Intervention de Barbara Pompili

Réunion du mardi 25 mai 2021 à 18h30
Commission d'enquête sur la lutte contre l'orpaillage illégal en guyane

Barbara Pompili, ministre :

J'ai bien conscience de l'ampleur du problème et de la frustration que nous pouvons ressentir collectivement de ne pas réussir à éradiquer ce fléau. Néanmoins, il faut replacer les propos du président Chirac dans leur contexte : lorsqu'il a prononcé ces mots, la force Harpie n'avait pas été créée. Depuis, nous avons pu constater ce que l'on pouvait faire – qui n'est pas négligeable –, mais aussi les limites de ce qui est faisable.

Entre 2018 et 2020, 1 774 chantiers ont été détruits et 75 millions d'euros d'avoirs criminels ont été saisis, soit une moyenne de 25 millions d'euros par an, dont 13,5 kilos d'or. Par ailleurs, 180 personnes ont été placées en garde à vue et 99 personnes ont été condamnées. En 2020, un peu plus de 317 000 litres de carburant, 256 kilos de mercure et 182 tonnes de nourriture ont été saisis. La même année, 4 131 carbets ont été détruits. Bien sûr, trop de sites illégaux restent actifs dans le PAG, mais les résultats de la première campagne 2021 de survols aériens montrent une légère baisse de ce nombre, qui est passé de 156 en août 2020 à 148 en janvier 2021.

Du travail est donc accompli. Certes, c'est un peu le rocher de Sisyphe, puisque l'orpaillage illégal se poursuit. Aussi réfléchissons-nous à un volet supplémentaire dans la lutte contre cette activité, qui consisterait à sanctionner le transport de matériel vers les sites illégaux par fleuve et par pirogue. Cela permettrait d'assécher un peu ces chantiers en fournitures, mais aussi de traiter le sujet en amont plutôt que sur les sites où règne parfois, vous l'avez dit, une violence extrême. Un travail est en cours avec la chancellerie à ce sujet, afin d'intégrer la sanction du transport de matériel vers les sites illégaux dans le projet de loi « climat et résilience ». Ce texte prévoit déjà d'aggraver les sanctions pénales et de faire commencer les gardes à vue au moment où les orpailleurs arrivent à l'endroit où ils seront interrogés. Cela permettra d'améliorer l'efficacité de la réponse pénale et d'appliquer plus facilement les sanctions.

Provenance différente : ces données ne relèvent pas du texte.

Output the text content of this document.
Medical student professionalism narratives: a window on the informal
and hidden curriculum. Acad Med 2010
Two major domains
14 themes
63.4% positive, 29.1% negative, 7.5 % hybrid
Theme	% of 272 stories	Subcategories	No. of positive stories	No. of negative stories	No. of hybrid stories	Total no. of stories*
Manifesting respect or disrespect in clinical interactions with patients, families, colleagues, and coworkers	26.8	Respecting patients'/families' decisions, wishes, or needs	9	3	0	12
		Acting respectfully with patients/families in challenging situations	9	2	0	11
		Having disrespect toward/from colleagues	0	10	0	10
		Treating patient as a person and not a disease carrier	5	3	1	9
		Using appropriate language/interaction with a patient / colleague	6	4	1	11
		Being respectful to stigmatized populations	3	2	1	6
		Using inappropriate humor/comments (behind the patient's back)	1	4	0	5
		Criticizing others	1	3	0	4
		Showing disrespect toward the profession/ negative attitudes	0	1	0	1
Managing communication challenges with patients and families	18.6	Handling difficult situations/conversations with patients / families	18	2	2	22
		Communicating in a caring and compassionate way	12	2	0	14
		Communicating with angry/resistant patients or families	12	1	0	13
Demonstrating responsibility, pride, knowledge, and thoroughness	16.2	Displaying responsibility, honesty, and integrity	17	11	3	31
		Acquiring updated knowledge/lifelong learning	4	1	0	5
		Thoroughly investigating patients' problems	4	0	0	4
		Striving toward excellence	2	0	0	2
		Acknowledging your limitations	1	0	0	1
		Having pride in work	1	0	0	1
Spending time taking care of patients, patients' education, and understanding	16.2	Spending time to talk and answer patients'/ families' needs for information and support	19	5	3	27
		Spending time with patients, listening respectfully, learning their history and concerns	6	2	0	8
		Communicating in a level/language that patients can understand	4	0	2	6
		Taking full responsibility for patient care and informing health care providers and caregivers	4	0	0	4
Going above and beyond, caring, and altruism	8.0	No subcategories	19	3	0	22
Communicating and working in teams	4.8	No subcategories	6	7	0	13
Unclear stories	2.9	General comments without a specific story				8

S'agissant de la remise en état des lieux dégradés par l'orpaillage illégal, une identification des sites où une tentative de restauration serait pertinente est en cours au sein du PAG. Il s'agit notamment de s'assurer que les orpailleurs ne risquent pas de revenir et de cibler les parcours techniques envisageables, en tenant compte tant des expériences déjà menées par ailleurs que de l'état de l'art en la matière. La première étape sera celle de l'expérimentation. Si les conditions le permettent, le PAG envisage également d'engager une opération de restauration à valeur de vitrine, orientée vers un retour à la meilleure naturalité possible, donc sans usage économique. Ce laboratoire expérimental de restauration pourrait également servir à l'évaluation du coût technique de la restauration et du préjudice environnemental potentiellement utilisable sur le plan judiciaire, dans le cadre de procédures engagées contre des personnes solvables. L'objectif est d'expérimenter la restauration et la revégétalisation d'ici fin 2021 dans des sites pilotes, pour un déploiement à plus grande échelle à compter de 2022. Les besoins financiers pour cette expérimentation sont évalués à un million d'euros pour les 40 hectares de sites pilotes, soit un coût moyen de 25 000 euros par hectare. Doit également être envisagée la reprise d'un secteur illégal dégradé par un opérateur légal, qui peut permettre, en fin d'exploitation, la réhabilitation et la revégétalisation du site. Là encore, des études sont en cours.

Bien que la réforme du code minier soit prévue dans le projet de loi « climat et résilience », je serai très attentive aux préconisations de votre commission d'enquête. Nous verrons s'il peut y être donné suite pour améliorer la lutte contre l'orpaillage illégal.